Mariana Santos de Assis, uma militante do movimento negro que está sempre antenada nas informações e debates sobre muitos temas, já estivemos juntos no Pro-Cotas Unicamp e Pro-Cotas do Mandato Pedro Tourinho e em outras ocasiões e tenho que ressaltar a qualidade do debate que Mariana sempre nos traz de forma simples sem deixar de ser acadêmica.
Segue seu Texto abaixo:
Vivemos um momento importante no Brasil, pois nossa elite branca, finalmente está saindo do armário da democracia racial e botando o racismo na rua abertamente. Por um lado isso facilita nossa vida, pois torna visível e incontestável o racismo em certas falas e atitudes, mas por outro lado, torna mais complicado entender as raízes mais profundas da discriminação racial, as formas cruéis e sutis como os interesses e as estruturas política-econômica-ideológica reverberaram em nossa formação cultural e relações sociais.

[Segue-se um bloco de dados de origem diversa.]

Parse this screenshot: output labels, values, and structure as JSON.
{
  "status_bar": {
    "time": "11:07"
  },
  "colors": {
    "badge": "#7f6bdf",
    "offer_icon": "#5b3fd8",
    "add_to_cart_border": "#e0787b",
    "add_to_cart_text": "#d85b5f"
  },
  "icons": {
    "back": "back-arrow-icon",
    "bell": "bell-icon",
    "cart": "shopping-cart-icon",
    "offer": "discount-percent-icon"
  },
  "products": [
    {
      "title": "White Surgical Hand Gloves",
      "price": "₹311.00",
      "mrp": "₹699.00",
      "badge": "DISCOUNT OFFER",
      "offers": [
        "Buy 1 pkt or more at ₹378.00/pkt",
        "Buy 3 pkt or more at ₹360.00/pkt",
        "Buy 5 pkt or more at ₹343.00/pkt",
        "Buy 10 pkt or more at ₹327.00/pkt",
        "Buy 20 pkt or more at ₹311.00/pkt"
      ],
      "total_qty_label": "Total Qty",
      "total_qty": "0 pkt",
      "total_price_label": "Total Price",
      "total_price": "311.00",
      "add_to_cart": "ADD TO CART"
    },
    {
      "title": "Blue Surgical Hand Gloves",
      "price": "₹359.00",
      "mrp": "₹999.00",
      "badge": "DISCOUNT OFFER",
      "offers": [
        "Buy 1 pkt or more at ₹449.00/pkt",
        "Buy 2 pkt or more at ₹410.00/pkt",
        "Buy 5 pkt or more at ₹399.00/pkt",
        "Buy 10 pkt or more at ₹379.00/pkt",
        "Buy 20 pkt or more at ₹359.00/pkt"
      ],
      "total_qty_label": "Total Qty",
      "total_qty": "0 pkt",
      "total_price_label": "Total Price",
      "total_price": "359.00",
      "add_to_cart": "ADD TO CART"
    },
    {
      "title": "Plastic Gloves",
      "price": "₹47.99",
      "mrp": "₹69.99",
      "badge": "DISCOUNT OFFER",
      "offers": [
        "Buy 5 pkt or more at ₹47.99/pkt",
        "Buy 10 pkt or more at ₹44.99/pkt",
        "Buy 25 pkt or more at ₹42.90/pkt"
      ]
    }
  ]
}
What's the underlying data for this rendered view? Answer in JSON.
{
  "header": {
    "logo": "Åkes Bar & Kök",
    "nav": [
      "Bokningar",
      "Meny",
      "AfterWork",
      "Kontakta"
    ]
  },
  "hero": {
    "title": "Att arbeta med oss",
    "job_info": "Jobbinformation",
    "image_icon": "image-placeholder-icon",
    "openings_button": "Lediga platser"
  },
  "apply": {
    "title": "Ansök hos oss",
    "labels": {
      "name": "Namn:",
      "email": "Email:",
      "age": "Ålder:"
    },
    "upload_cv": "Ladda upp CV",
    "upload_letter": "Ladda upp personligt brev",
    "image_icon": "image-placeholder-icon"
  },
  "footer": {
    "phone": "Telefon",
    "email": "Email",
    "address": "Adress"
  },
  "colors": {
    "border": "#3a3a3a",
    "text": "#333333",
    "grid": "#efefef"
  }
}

Por exemplo, quando brancos se mobilizam contra a entrada de negros em números semelhantes a de brancos nas universidades, quando defendem o espaço universitário como sendo DELES; quando se incomodam com médicas que parecem empregadas domésticas (ao invés de se incomodarem com o fato de não termos médicas, no Brasil, que se pareçam com aquelas de Cuba); quando ainda aceitam e reivindicam elevadores de serviço, quartos de empregada e outras estruturas que demarcam e diferenciam os espaços da casa grande e da senzala; quando não paramos para pensar no medo que um homem negro em uma rua escura nos causa, e sei que causa mesmo; quando não pensamos que a marginalidade dessa parcela da população foi construída por uma história de privações e exclusão, quando dizem que “quem quer consegue”, mesmo sabendo que os negros estão, majoritariamente, pobres, presos ou mortos (vide os dados do IBGE), quando excluímos as produções culturais negras dos espaços valorizados de circulação de conhecimento.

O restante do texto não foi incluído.